Machine learning’s ability to perform intellectually demanding tasks across various fields, materials science included, has caused it to receive considerable attention. Many believe that it could be used to unlock major time and cost savings in the development of new materials.
The growing demand for the use of machine learning to derive fast-to-evaluate surrogate models of material properties has prompted scientists at the National Institute for Materials Science in Tsukuba, Japan, to demonstrate that it could be the key driver of the “next frontier” of materials science in recently published research.
Insufficient Materials Data
To learn, machines rely on processing data using both supervised and unsupervised learning.
With no data, however, there is nothing to learn from.
Unfortunately, potential technological advances in machine learning and its potential applications in materials science are not being fully exploited due to a considerable lack of volume and diversity of materials data. This, the Japanese researchers believe, is greatly stifling progress.

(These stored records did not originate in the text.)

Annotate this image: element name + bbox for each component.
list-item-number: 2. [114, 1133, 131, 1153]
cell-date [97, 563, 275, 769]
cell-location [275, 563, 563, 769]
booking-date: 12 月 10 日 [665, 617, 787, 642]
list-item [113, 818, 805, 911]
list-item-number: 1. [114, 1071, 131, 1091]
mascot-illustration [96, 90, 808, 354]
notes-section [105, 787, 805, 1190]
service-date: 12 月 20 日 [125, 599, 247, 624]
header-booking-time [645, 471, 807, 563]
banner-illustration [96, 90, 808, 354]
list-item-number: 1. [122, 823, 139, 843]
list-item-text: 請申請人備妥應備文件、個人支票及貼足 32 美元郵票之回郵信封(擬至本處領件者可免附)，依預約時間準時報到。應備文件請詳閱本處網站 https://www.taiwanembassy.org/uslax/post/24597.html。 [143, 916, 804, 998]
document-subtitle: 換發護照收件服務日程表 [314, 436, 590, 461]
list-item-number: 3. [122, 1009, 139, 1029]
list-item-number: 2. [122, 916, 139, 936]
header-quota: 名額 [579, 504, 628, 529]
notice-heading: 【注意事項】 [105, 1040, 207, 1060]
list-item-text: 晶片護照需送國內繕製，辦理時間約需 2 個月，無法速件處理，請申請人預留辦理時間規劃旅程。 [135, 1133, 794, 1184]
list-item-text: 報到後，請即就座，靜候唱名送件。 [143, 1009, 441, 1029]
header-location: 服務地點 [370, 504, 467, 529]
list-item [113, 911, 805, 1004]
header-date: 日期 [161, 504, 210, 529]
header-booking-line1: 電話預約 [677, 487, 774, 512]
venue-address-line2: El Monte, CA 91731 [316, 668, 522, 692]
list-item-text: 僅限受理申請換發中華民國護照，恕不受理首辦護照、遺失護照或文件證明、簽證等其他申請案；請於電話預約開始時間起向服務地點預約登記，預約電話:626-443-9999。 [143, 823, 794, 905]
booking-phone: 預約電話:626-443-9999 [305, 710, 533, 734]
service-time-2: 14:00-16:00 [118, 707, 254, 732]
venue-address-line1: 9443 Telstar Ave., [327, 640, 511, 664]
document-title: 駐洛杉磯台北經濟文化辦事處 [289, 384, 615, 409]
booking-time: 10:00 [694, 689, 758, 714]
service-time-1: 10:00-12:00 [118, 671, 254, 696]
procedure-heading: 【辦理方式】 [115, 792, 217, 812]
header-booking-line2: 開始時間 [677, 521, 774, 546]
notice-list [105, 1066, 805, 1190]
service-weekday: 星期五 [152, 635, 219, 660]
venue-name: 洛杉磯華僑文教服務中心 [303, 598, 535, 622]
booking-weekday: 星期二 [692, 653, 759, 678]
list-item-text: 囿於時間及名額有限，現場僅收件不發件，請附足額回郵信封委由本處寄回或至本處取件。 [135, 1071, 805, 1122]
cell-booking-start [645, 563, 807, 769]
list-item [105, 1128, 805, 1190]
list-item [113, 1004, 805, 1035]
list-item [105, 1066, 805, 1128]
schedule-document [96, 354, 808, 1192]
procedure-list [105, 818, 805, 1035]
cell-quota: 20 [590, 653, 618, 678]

However, a machine learning framework known as “transfer learning” is said to have great potential in being able to overcome the problem of a relatively small data supply. This framework relies on the concept that various property types – for example, physical, electrical, chemical, and mechanical – are physically interrelated.
To successfully predict a target property from a limited supply of training data, the researchers used models of related proxy properties that have been pretrained using sufficient data. These models are then able to capture common features that are relevant to the target task.
This repurposing of machine-acquired features on the target task has demonstrated high prediction performance even when the data sets are very small
Transfer learning (TL) of polymers through 19 different observations. Image used courtesy of American Chemical Society.
Facilitating the Widespread Use of Transfer Learning
To facilitate the widespread use and boost the power of transfer learning, the Japanese researchers created their own pre-trained model library, XenonPy.MDL.
In its first release, the library is comprised of more than 140,000 pre-trained models for various properties of small molecules, polymers, and inorganic crystalline materials. Along with these models, the researchers provide literature that describes some of their most outstanding successes of applying transfer learning in varying scenarios. Examples such as being able to build models using the framework in conjunction with only dozens of pieces of materials data nicely hammer home the effectiveness of the transfer learning framework.
The researchers also highlight how they discovered that transfer learning transcends across different disciplines of materials science, such as underlying bridges between organic and inorganic chemistry.
A series of figures demonstrating the use of transfer learning on organic and inorganic materials. Image used courtesy of American Chemical Society
Indispensable to Machine Learning-Centric Workflows
Although transfer learning is being used often across various fields of machine learning, its use in materials science is still lacking.
Furthermore, the limited availability of openly accessible big data will likely continue in the near future, the researchers say, due to a distinct lack of incentives for data sharing, a problem partly caused by the conflicting goals of stakeholders across academia, industry, and public and government organizations. This means that the relevance of transfer learning will only grow and contribute further to the success of machine learning-centric workflows in materials science.